After all of that, I can choose my plants and settle them in and I particularly love the strong colour of the Azalea 'Hino-mayo'.

If you can get your hands on one, try a very new-to-the-market lime-tolerant rhododendron called Constanze 'Inkarho' which is a wonderful pink colour.

It can get to a height of around 1.5m.

These plants are produced on the 'Inkarho' rootstock which, after 20 years of research in Germany, has proven to be lime tolerant.

They will still require ericaceous compost and a good feed, but they will survive in a soil with a pH of 7 very well indeed.

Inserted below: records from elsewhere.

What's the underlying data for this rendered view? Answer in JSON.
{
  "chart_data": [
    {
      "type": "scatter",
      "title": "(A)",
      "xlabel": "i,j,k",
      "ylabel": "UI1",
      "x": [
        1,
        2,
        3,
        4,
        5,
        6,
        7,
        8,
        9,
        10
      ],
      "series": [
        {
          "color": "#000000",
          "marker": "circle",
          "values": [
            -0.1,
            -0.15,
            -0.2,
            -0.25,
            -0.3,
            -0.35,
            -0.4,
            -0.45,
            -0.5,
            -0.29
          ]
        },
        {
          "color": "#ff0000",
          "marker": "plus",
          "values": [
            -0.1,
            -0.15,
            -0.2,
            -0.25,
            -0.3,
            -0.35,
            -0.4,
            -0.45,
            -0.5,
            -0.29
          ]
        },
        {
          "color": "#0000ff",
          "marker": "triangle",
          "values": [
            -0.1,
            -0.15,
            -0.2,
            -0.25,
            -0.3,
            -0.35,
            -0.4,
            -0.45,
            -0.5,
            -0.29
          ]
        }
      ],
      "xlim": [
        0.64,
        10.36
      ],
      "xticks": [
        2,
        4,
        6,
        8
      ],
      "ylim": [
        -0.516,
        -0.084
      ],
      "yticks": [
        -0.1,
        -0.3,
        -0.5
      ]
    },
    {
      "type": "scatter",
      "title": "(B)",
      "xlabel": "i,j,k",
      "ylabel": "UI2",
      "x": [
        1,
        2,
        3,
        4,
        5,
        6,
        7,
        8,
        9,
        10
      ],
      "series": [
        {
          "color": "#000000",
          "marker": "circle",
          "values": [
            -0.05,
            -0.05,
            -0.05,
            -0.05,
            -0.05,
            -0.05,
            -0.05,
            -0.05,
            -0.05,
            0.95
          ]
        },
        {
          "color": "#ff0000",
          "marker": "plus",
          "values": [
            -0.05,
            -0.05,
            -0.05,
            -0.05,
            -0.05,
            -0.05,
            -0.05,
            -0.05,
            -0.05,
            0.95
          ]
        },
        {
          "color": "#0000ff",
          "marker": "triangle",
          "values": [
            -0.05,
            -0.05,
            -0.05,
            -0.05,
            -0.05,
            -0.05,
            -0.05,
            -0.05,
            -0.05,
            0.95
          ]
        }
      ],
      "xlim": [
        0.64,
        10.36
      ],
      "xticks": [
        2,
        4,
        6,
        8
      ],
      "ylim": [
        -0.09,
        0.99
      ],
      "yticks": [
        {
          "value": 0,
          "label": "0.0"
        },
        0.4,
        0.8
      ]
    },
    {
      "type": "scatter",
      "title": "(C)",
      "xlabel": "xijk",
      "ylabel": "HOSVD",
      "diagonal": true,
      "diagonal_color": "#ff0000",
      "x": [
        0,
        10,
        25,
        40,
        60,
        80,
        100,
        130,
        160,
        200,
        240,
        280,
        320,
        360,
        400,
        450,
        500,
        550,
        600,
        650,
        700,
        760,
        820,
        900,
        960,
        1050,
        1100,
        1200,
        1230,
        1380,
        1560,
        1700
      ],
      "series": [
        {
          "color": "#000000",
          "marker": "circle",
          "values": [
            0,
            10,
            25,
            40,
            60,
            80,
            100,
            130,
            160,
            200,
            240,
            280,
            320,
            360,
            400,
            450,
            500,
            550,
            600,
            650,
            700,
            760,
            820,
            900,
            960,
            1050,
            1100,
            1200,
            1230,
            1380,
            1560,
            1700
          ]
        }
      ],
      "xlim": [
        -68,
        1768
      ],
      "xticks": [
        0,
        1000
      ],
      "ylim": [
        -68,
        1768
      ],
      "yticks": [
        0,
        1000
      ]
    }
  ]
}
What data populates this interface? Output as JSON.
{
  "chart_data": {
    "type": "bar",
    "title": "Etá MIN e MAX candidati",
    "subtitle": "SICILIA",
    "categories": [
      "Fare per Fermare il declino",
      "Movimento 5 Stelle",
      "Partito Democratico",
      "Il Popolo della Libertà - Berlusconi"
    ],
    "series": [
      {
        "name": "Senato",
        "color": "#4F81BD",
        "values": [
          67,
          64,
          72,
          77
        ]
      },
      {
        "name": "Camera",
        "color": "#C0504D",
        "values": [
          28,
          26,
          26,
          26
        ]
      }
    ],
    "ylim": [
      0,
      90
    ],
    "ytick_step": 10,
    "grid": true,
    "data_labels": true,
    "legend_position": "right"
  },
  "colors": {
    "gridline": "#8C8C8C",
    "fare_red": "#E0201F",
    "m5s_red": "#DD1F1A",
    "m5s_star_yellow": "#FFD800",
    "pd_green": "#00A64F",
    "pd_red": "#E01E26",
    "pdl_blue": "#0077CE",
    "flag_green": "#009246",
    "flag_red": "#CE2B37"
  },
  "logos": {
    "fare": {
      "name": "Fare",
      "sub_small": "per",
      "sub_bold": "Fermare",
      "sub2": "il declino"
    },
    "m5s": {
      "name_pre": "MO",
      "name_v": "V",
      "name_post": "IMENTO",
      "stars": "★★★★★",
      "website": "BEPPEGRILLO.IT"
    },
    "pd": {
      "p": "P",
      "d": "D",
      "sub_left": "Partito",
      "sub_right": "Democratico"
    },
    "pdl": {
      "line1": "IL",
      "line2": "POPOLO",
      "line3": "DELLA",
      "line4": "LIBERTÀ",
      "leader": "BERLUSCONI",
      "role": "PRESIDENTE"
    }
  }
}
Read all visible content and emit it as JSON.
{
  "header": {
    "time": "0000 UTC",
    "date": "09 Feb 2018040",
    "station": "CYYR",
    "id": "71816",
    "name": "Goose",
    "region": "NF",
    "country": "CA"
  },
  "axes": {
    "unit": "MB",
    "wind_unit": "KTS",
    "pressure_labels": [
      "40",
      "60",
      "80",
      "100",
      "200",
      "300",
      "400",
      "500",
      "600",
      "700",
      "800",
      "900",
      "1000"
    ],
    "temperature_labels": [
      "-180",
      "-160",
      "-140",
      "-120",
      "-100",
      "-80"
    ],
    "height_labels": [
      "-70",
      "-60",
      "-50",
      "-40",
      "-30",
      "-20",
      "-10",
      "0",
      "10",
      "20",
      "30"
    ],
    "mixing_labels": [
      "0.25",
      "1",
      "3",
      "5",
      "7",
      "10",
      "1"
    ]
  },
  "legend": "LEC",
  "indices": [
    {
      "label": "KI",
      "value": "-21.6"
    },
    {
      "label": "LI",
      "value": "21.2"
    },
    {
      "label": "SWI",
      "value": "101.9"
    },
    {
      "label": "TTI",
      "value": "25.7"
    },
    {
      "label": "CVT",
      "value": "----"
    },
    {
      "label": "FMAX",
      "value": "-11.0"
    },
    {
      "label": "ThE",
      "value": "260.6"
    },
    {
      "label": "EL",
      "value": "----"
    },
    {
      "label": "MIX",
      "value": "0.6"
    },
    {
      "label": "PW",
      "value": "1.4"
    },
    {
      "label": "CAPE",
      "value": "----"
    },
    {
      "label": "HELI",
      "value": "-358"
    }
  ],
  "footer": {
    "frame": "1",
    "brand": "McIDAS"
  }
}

Now for the 'shocker', which happens to be my little fella's favourite word at the moment, but I think it's appropriate in this instance: they cost upwards of €30 per plant -- for that price, it would want to have bells and whistles on.

Having said that, because there is no fiddling around with acid beds, it might be the answer for a lot of gardeners who simply want to grow a rhododendron without all the palaver.

A word of caution when planting -- they are all shallow rooters so don't plant them deeply; just to the same level as they were in the pot.

If you are interested in rare plants, you might like to head to Beaulieu House and Garden in Drogheda on May 13 for the Bord Bia-sponsored rare and special plant fair.

It starts early -- at 10.30am -- so, if you are after something a little bit different, then get there early and avoid the traffic because there are a number of events taking place in Drogheda on the same day.